Paul takes the opportunity in a culture awash in idolatry to introduce them to the one true God. He is a God who has been unknown to his audience, for the most part, though they have been given clear communication of him from creation and have been feeling their way toward him all this time. Of course, when you are groping in the dark you will make mistakes, for our God doesn’t need or want all these man-made temples and sacrifices into which they had put so much energy. This is a God who is very near, and who created everything and everybody.

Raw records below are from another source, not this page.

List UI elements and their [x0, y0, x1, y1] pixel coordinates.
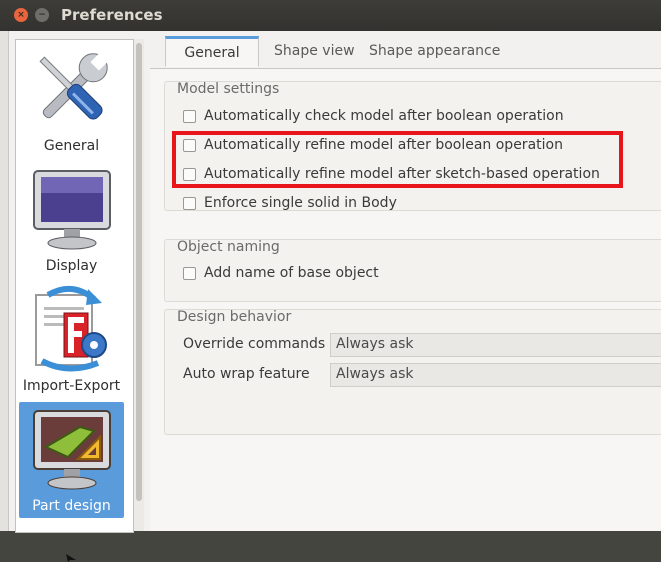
- part-design-icon: [32, 410, 111, 490]
- group-title: Model settings: [177, 81, 280, 97]
- general-tab-content: Model settings Automatically check model…: [150, 69, 661, 531]
- option-label: Add name of base object: [204, 265, 379, 281]
- override-commands-label: Override commands: [183, 336, 326, 352]
- sidebar-item-part-design[interactable]: Part design: [19, 402, 124, 518]
- preferences-sidebar: General Display Import-Export Part desig…: [15, 39, 134, 533]
- checkbox[interactable]: [183, 196, 196, 210]
- sidebar-scrollbar[interactable]: [134, 39, 144, 531]
- sidebar-item-label: Display: [45, 258, 98, 274]
- minimize-window-button[interactable]: −: [35, 8, 49, 22]
- monitor-icon: [32, 170, 111, 250]
- mouse-cursor-icon: [66, 554, 76, 562]
- sidebar-item-label: Import-Export: [22, 378, 121, 394]
- option-label: Enforce single solid in Body: [204, 195, 397, 211]
- minimize-icon: −: [38, 9, 46, 20]
- auto-wrap-select[interactable]: Always ask: [330, 363, 661, 387]
- object-naming-group: Object naming Add name of base object: [164, 239, 661, 302]
- option-label: Automatically check model after boolean …: [204, 108, 564, 124]
- refine-boolean-option[interactable]: Automatically refine model after boolean…: [183, 137, 563, 153]
- tab-shape-view[interactable]: Shape view: [274, 43, 355, 59]
- window-title: Preferences: [61, 6, 163, 24]
- add-base-name-option[interactable]: Add name of base object: [183, 265, 379, 281]
- close-window-button[interactable]: ×: [14, 8, 28, 22]
- tab-bar: General Shape view Shape appearance: [150, 36, 661, 69]
- option-label: Automatically refine model after sketch-…: [204, 166, 600, 182]
- tab-shape-appearance[interactable]: Shape appearance: [369, 43, 500, 59]
- sidebar-item-display[interactable]: Display: [19, 162, 124, 278]
- auto-wrap-label: Auto wrap feature: [183, 366, 310, 382]
- preferences-window: General Display Import-Export Part desig…: [0, 31, 661, 562]
- option-label: Automatically refine model after boolean…: [204, 137, 563, 153]
- sidebar-item-label: General: [43, 138, 100, 154]
- checkbox[interactable]: [183, 138, 196, 152]
- group-title: Object naming: [177, 239, 280, 255]
- wrench-screwdriver-icon: [38, 52, 109, 120]
- group-title: Design behavior: [177, 309, 292, 325]
- single-solid-option[interactable]: Enforce single solid in Body: [183, 195, 397, 211]
- model-settings-group: Model settings Automatically check model…: [164, 81, 661, 211]
- sidebar-scroll-thumb[interactable]: [136, 43, 142, 501]
- checkbox[interactable]: [183, 167, 196, 181]
- sidebar-item-general[interactable]: General: [19, 42, 124, 158]
- import-export-icon: [34, 286, 107, 372]
- checkbox[interactable]: [183, 266, 196, 280]
- sidebar-item-import-export[interactable]: Import-Export: [19, 282, 124, 398]
- title-bar: × − Preferences: [0, 0, 661, 31]
- background-window-edge: [0, 31, 9, 531]
- refine-sketch-option[interactable]: Automatically refine model after sketch-…: [183, 166, 600, 182]
- checkbox[interactable]: [183, 109, 196, 123]
- tab-general[interactable]: General: [165, 36, 259, 67]
- design-behavior-group: Design behavior Override commands Always…: [164, 309, 661, 435]
- override-commands-select[interactable]: Always ask: [330, 333, 661, 357]
- check-model-option[interactable]: Automatically check model after boolean …: [183, 108, 564, 124]
- sidebar-item-label: Part design: [32, 498, 111, 514]
- close-icon: ×: [17, 9, 25, 20]
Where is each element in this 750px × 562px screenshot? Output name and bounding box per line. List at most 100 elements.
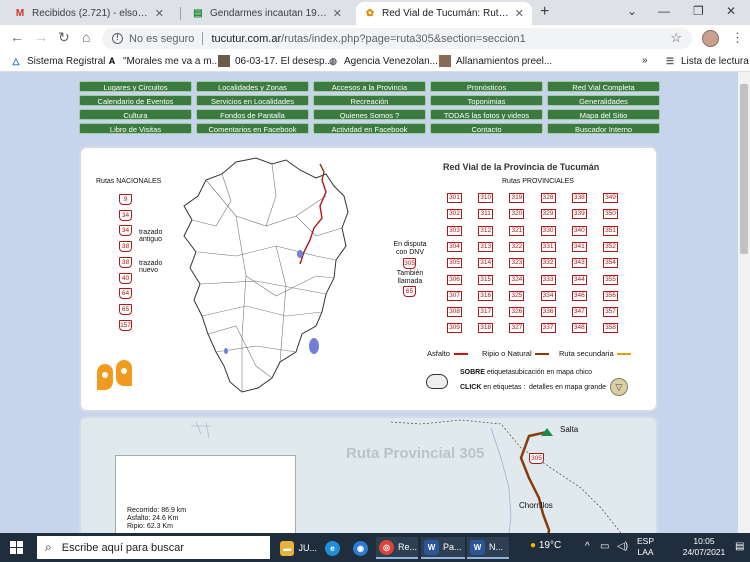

Paul then comes to the point.

“The times of ignorance God overlooked, but now he commands all people everywhere to repent, because he has fixed a day on which he will judge the world in righteousness by a man whom he has appointed; and of this he has given assurance to all by raising him from the dead.”

Jesus is the turning point of history. Jesus has come, has lived a perfect life, has suffered under God’s wrath for our sins, has died, and has been raised again. Jesus is the great decision of God to save his offspring, and about whom a great decision is called for in each one of us. Repent, or not. Trust in his great gift, or don’t. Reject our idols and worship the one true God, or continue swimming in a sea of idolatry. Breathe the free air, or drown.

When Paul speaks of the resurrection, some of his listeners begin mocking him. This is because the resurrection of Jesus Christ is the greatest event in the history of the world and is itself the hinge upon which history swings, but it is also a great scandal and offense to our natural minds, living as we do with the natural assumptions of karma and natural ignorance and misconceptions of holiness and unholiness. Into this ignorance Jesus steps, and in him the cross truly becomes the new tree of the knowledge of good and evil, because when we see him high and lifted up we finally see what holiness truly is, and can discard all our self-idolatry and our misnamed, false goodness. In the cross we also see what unholiness truly is, because of our own deep evil that put Jesus there. The cross is like looking in a mirror that shows us our true reflection. It isn’t pretty, in fact it’s horrifying, but Jesus is beautiful. When he is lifted high he will draw all men to himself.

For our sake he made him to be sin who knew no sin, so that in him we might become the righteousness of God. – 2 Corinthians 5:21 (ESV)

Jesus is alive! He has come to free us from idolatry and hopelessness and sin and bring us home to wholeness and holiness and him. Praise his name!